I have been obsessed with the fantasy of uncovering all the blueberry bushes on our land, and there are lots, maybe hundreds of them scattered across what was once an old farm over 50 years ago... it's now our home and the blueberry bushes still stick to my imagination with juicy promise of succulent fruit while I birth heroic images. I see myself saving them from disappearing altogether. From slipping away and dying into an alternate fantasy replacing the bushes with a new forest that takes over and obliterates the fields.
... are they wild? Were they cultivated by farmers decades ago?
For more than 10 years this array of dozens of hidden bushes in overgrown fields have haunted me, beckoning me to uncover them, return them to drinking in the sun so they can bear fruit that feeds the birds, bears, humans and my imagination - because in my imagination they are friends, vibrant beings - alive and showing me their desire to thrive.
Having caught my attention they won't release it!
And over the years I have kept the wild mostly off, in my efforts to thin brambles and saplings, but I ultimately fell short because my life in Springtime is as hungry as a bear after a long sleepy fast, where busy days become demanding and the old fields inevitably fall to outer edges of my peripheral view - they give way to priorities like earning a living.
That's no easy feat, earning a living as artists, which Aaron and I are.

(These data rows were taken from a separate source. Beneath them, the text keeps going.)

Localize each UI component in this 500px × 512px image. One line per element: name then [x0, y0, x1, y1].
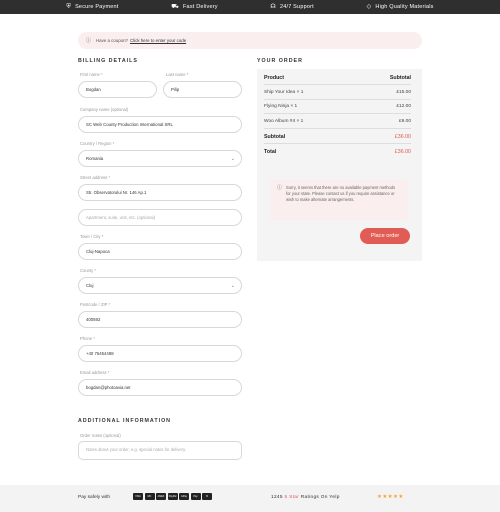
company-field[interactable]: SC Web County Production International S…	[78, 116, 242, 133]
item-name: Ship Your Idea × 1	[264, 90, 304, 95]
city-field[interactable]: Cluj-Napoca	[78, 243, 242, 260]
ratings-text: 1245 5 Star Ratings On Yelp	[271, 495, 340, 500]
divider	[264, 84, 411, 85]
coupon-link[interactable]: Click here to enter your code	[130, 38, 186, 43]
feature-secure-payment: ⛨ Secure Payment	[66, 4, 118, 10]
feature-label: High Quality Materials	[375, 4, 434, 10]
feature-fast-delivery: ⛟ Fast Delivery	[171, 4, 217, 10]
feature-label: Secure Payment	[75, 4, 119, 10]
gpay-icon: GPay	[179, 493, 189, 500]
your-order-title: YOUR ORDER	[257, 58, 303, 64]
item-name: Flying Ninja × 1	[264, 104, 298, 109]
pay-safely-text: Pay safely with	[78, 495, 110, 500]
first-name-field[interactable]: Bogdan	[78, 81, 157, 98]
city-label: Town / City *	[80, 234, 104, 239]
coupon-text: Have a coupon?	[96, 38, 128, 43]
info-icon: ⓘ	[86, 38, 92, 44]
country-value: Romania	[86, 156, 104, 161]
top-features-bar: ⛨ Secure Payment ⛟ Fast Delivery ☊ 24/7 …	[0, 0, 500, 14]
col-subtotal: Subtotal	[389, 75, 411, 81]
footer: Pay safely with VISA MC AMEX PayPal GPay…	[0, 485, 500, 512]
subtotal-value: £36.00	[394, 134, 411, 140]
email-field[interactable]: bogdan@photoavia.net	[78, 379, 242, 396]
order-item: Ship Your Idea × 1 £15.00	[264, 90, 411, 95]
place-order-button[interactable]: Place order	[360, 228, 410, 244]
visa-icon: VISA	[133, 493, 143, 500]
total-row: Total £36.00	[264, 149, 411, 155]
last-name-field[interactable]: Pilip	[163, 81, 242, 98]
feature-label: 24/7 Support	[279, 4, 314, 10]
county-label: County *	[80, 268, 97, 273]
payment-notice-text: Sorry, it seems that there are no availa…	[286, 185, 396, 203]
feature-label: Fast Delivery	[183, 4, 218, 10]
item-price: £9.00	[398, 119, 411, 124]
subtotal-row: Subtotal £36.00	[264, 134, 411, 140]
item-price: £15.00	[396, 90, 411, 95]
order-notes-label: Order notes (optional)	[80, 433, 121, 438]
county-select[interactable]: Cluj ⌄	[78, 277, 242, 294]
phone-label: Phone *	[80, 336, 95, 341]
truck-icon: ⛟	[171, 4, 179, 10]
chevron-down-icon: ⌄	[230, 283, 235, 289]
item-price: £12.00	[396, 104, 411, 109]
feature-quality: ◇ High Quality Materials	[367, 4, 434, 10]
item-name: Woo Album #4 × 1	[264, 119, 304, 124]
order-table-header: Product Subtotal	[264, 75, 411, 81]
col-product: Product	[264, 75, 285, 81]
headset-icon: ☊	[270, 4, 276, 10]
email-label: Email address *	[80, 370, 110, 375]
mastercard-icon: MC	[144, 493, 155, 500]
order-notes-textarea[interactable]: Notes about your order, e.g. special not…	[78, 441, 242, 460]
coupon-notice: ⓘ Have a coupon? Click here to enter you…	[78, 32, 422, 49]
total-label: Total	[264, 149, 277, 155]
county-value: Cluj	[86, 283, 94, 288]
street-field[interactable]: Str. Observatorului Nr. 146 Ap.1	[78, 184, 242, 201]
divider	[264, 143, 411, 144]
postcode-label: Postcode / ZIP *	[80, 302, 111, 307]
phone-field[interactable]: +40 76454488	[78, 345, 242, 362]
divider	[264, 99, 411, 100]
rating-stars-icon: ★★★★★	[377, 494, 404, 500]
street-line2-field[interactable]: Apartment, suite, unit, etc. (optional)	[78, 209, 242, 226]
amex-icon: AMEX	[156, 493, 166, 500]
divider	[264, 113, 411, 114]
info-icon: ⓘ	[277, 185, 283, 191]
additional-info-title: ADDITIONAL INFORMATION	[78, 418, 172, 424]
shield-icon: ⛨	[66, 4, 72, 10]
last-name-label: Last name *	[166, 72, 189, 77]
street-label: Street address *	[80, 175, 111, 180]
billing-title: BILLING DETAILS	[78, 58, 138, 64]
chevron-down-icon: ⌄	[230, 156, 235, 162]
subtotal-label: Subtotal	[264, 134, 286, 140]
payment-cards: VISA MC AMEX PayPal GPay Pay B	[133, 493, 212, 500]
applepay-icon: Pay	[190, 493, 201, 500]
order-item: Woo Album #4 × 1 £9.00	[264, 119, 411, 124]
diamond-icon: ◇	[366, 4, 372, 10]
payment-notice: ⓘ Sorry, it seems that there are no avai…	[270, 180, 408, 220]
first-name-label: First name *	[80, 72, 103, 77]
country-select[interactable]: Romania ⌄	[78, 150, 242, 167]
company-label: Company name (optional)	[80, 107, 129, 112]
postcode-field[interactable]: 400592	[78, 311, 242, 328]
divider	[264, 128, 411, 129]
order-item: Flying Ninja × 1 £12.00	[264, 104, 411, 109]
bitcoin-icon: B	[202, 493, 212, 500]
country-label: Country / Region *	[80, 141, 115, 146]
total-value: £36.00	[394, 149, 411, 155]
feature-support: ☊ 24/7 Support	[270, 4, 313, 10]
paypal-icon: PayPal	[167, 493, 178, 500]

BHAM! Huh? WHAT? Not this year! The 2020 Pandemic, coronavirus, covid-19 has put us under house arrest. Art Fairs-cancelled! Airbnb-cancelled! We usually sell art while traveling on the commercial road and rent out our house for luscious summer days to pay our bills - but, not this Season! Nope. Grounded. Stay-at-home. One month, two months, starting our third month with no sign of art shows opening up for the rest of the season. We have a few rental bookings in late summer, a fraction of what we usually get. So....
Artists can become starving farmers, sort of.
We now have time to drive the tractor with the bush hog attachment and bring some light and air to the fields, making them real fields, again! And as I prune the deadwood off the old bushes and clear the brambles around them, I think about how quiet life has become. And slow. And simpler. Redundant. My days feel more like they did during my childhood, when a book would transport me for a few days into other parts of the country or world or universe. And when finished with the book I had nothing pressing to do, besides I was still transitioning from being the heroine of the story.
And now we have Netflix to disappear into.
I guess being an introvert helps. I am not missing the day-to-day drama "out there" of a divided nation arguing about everything. And I am glad to stay out of the way of essential workers so I don't cause them more drama than they already deal with. sigh... so I turn inward with blueberry blossoms. I never knew that a blueberry blossom smells so sweet! And I get lost in the trance of bark and blossoms and delicate leaves and the delicious anticipation of purple blue pulp and juice that can become a pie.
Oh, and I still make paintings, too.